Another interesting study is called, “The Immunohistochemical Diagnostic Panel for Epithelial Mesothelioma: A Reevaluation After Heat-Induced Epitope Retrieval” by
Riera, Jose R. M.D.; Astengo-Osuna, Carlos M.D.; Longmate, Jeffrey A. Ph.D.; Battifora, Hector M.D – American Journal of Surgical Pathology: December 1997 – Volume 21 – Issue 12 – pp 1409-1419.  Here is an excerpt: “Abstract – The immunohistochemical diagnosis between epithelial mesothelioma and adenocarcinoma is currently based on the use of a panel of antibodies to adenocarcinoma-associated antigens and a few antibodies to mesothelial-associated antigens. Since the introduction of epitope retrieval methods, the sensitivity of many antibodies has been enhanced. Thus, a reevaluation of the mesothelioma/adenocarcinoma diagnostic panel becomes necessary. We studied 268 paraffin-embedded formalin-fixed tumor samples that included 57 epithelial mesotheliomas and 211 adenocarcinomas of various origins, comparing an extensive antibody panel with and without heat-induced epitope retrieval (HIER). Marked increase in the sensitivity of several antibodies, with no loss of specificity, was found when HIER was used. After statistical analysis, the antibodies to the epithelial glycoproteins carcinoembryonic antigen, BerEp4, and Bg8 emerged as the best discriminators between adenocarcinoma and epithelial mesothelioma within the entire panel. The mesothelium-associated antibodies, HBME-1, calretinin, and thrombomodulin were less sensitive and less specific than the former, although they were found to be useful on certain cases. Antibodies to cytokeratins and vimentin, although of minor diagnostic value in this context, may be helpful to evaluate the quality of antigen preservation. This study confirms the value of immunohistochemistry to accurately distinguish mesothelioma from adenocarcinoma when an antibody panel approach is used. The addition of heat-induced epitope retrieval methods increases the effectiveness of the procedure and is recommended for most of the antibody panel members.”

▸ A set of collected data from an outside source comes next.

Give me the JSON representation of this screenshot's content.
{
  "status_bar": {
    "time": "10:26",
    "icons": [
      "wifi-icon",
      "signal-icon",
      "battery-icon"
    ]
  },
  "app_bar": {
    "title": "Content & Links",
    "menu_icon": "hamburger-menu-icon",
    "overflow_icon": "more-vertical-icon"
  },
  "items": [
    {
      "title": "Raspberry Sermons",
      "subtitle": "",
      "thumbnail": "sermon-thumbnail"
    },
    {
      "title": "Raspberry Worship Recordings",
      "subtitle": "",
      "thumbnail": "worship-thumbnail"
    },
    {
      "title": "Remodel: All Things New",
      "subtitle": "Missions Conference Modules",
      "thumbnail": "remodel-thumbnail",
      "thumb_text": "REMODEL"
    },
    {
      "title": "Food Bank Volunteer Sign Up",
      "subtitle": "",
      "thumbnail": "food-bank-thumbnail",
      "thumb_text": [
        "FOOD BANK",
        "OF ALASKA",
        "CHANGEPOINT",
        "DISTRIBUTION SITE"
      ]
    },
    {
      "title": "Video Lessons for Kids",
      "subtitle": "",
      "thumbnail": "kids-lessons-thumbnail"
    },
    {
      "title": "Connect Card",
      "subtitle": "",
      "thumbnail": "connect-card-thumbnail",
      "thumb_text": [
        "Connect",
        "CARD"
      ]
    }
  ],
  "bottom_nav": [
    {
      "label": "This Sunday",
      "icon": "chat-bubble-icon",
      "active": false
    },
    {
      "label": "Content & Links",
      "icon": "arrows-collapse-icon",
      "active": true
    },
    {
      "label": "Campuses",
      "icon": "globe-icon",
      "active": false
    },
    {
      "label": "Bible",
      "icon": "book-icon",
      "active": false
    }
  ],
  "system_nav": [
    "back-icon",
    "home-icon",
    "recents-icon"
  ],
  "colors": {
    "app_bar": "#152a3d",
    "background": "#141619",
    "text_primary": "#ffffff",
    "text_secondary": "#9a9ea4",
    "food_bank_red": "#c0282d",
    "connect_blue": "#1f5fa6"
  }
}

Another interesting study is called, “A review of peritoneal mesothelioma at the Washington Cancer Institute.” – Surg Oncol Clin N Am. 2003 Jul;12(3):605-21, xi. By
Sugarbaker PH, Welch LS, Mohamed F, Glehen O.  Here is an excerpt: “Abstract –
This article reviews a single institution’s experience with 68 patients (21 females, 47 males) prospectively treated over the last 2 decades with an aggressive local-regional approach, combining maximal cytoreductive surgery with heated intraoperative intraperitoneal chemotherapy and early postoperative intraperitoneal chemotherapy. This multimodality treatment has resulted in a median survival of 67 months. Female patients had a significantly better prognosis than males. The other significant predictive factors of survival were: age, diagnosis by incidental findings, tumor extent, pathology, and completeness of cytoreduction.”

We all owe a debt of gratitude to these fine researchers.  If you found any of these excerpts interesting, please read the studies in their entirety.